By now everyone is aware of the silver-like surge in corn prices over the past month, driven by the recognition that what is quickly becoming the most severe drought in US history is here to stay indefinitely longer as elusive rainfall remains just that. As can been seen on the chart below, corn prices have risen by 54% since mid-June. What may come as a surprise is that another critical commodity - Soybeans - has only risen by half as much, or just 28% in the past month.

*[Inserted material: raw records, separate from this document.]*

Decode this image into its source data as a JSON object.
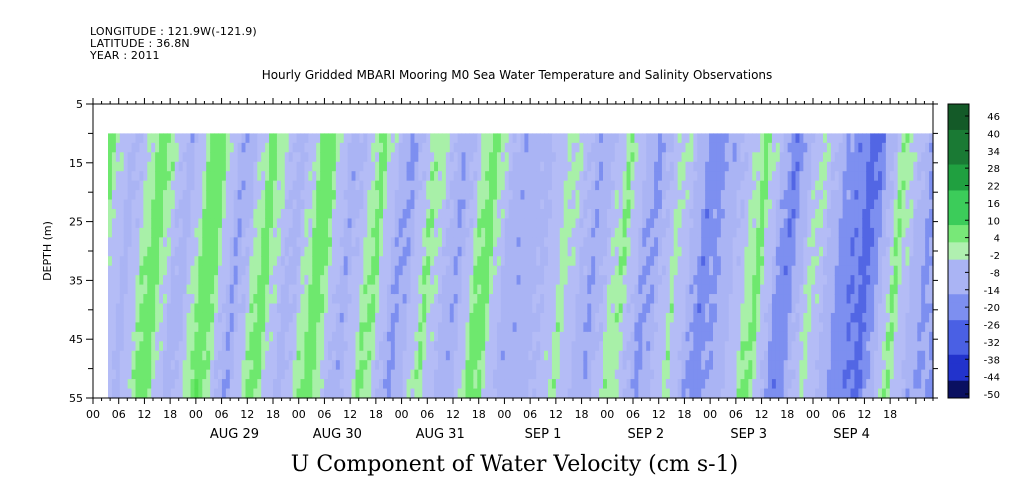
{
  "header": {
    "longitude": "LONGITUDE : 121.9W(-121.9)",
    "latitude": "LATITUDE : 36.8N",
    "year": "YEAR : 2011"
  },
  "chart_data": {
    "type": "heatmap",
    "title": "Hourly Gridded MBARI Mooring M0 Sea Water Temperature and Salinity Observations",
    "bottom_title": "U Component of Water Velocity (cm s-1)",
    "ylabel": "DEPTH (m)",
    "ylim": [
      5,
      55
    ],
    "y_inverted": true,
    "y_ticks": [
      5,
      15,
      25,
      35,
      45,
      55
    ],
    "data_depth_range": [
      10,
      55
    ],
    "x_hour_ticks": [
      "00",
      "06",
      "12",
      "18",
      "00",
      "06",
      "12",
      "18",
      "00",
      "06",
      "12",
      "18",
      "00",
      "06",
      "12",
      "18",
      "00",
      "06",
      "12",
      "18",
      "00",
      "06",
      "12",
      "18",
      "00",
      "06",
      "12",
      "18",
      "00",
      "06",
      "12",
      "18"
    ],
    "x_day_labels": [
      "AUG 29",
      "AUG 30",
      "AUG 31",
      "SEP  1",
      "SEP  2",
      "SEP  3",
      "SEP  4"
    ],
    "x_range_hours": [
      0,
      196
    ],
    "data_start_hour": 3.5,
    "colorbar": {
      "labels": [
        "46",
        "40",
        "34",
        "28",
        "22",
        "16",
        "10",
        "4",
        "-2",
        "-8",
        "-14",
        "-20",
        "-26",
        "-32",
        "-38",
        "-44",
        "-50"
      ],
      "min": -50,
      "max": 50
    },
    "colors": {
      "positive_light": "#a8f0a8",
      "positive": "#55e055",
      "positive_dark": "#1a9a3a",
      "negative_light": "#aab4f4",
      "negative": "#7d8ff0",
      "negative_dark": "#2233cc"
    },
    "series": [
      {
        "approx_u_at_depth_cm_s": "alternating bands, roughly -20 to +16 cm/s",
        "values": [
          8,
          -6,
          10,
          -8,
          12,
          -10,
          9,
          -7,
          11,
          -9,
          8,
          -12,
          6,
          -10,
          10,
          -8,
          -6,
          4,
          -10,
          6,
          -12,
          4,
          -14,
          -6,
          8,
          -16,
          4,
          -12,
          -18,
          6,
          -10
        ]
      }
    ]
  }
}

Why "only"? Because as the following two charts from Morgan Stanley show, the fundamental picture for soybeans may be just as bad if not worse as corn, which would mean there is far more price upside in soy in the coming days, especially if strategies based on prayer, for either central bank intervention or rain, remain unasnwered.
First, a relative comparison of corn vs soybeans:
And now, here is what the Corn crop looks like compared to Soybeans: what may come as shock is that percentage of soybeans rated in "good or excellent" condition is even less than corn.
From an inventory standpoint, soy is actually worse than corn. Which means the squeeze may be on even sooner: as a reminder, the US is the world's biggest producer and consumer of soybean. Well, in 2012 it may just be consumer.
Finally, if soybean meal is also about to join corn in the parabolic department, one can just as easily expect downstream protein derivatives to not be long in joining the moonshot party, coupled with margins of unhedged fast food stores collapsing into negative territory in no time.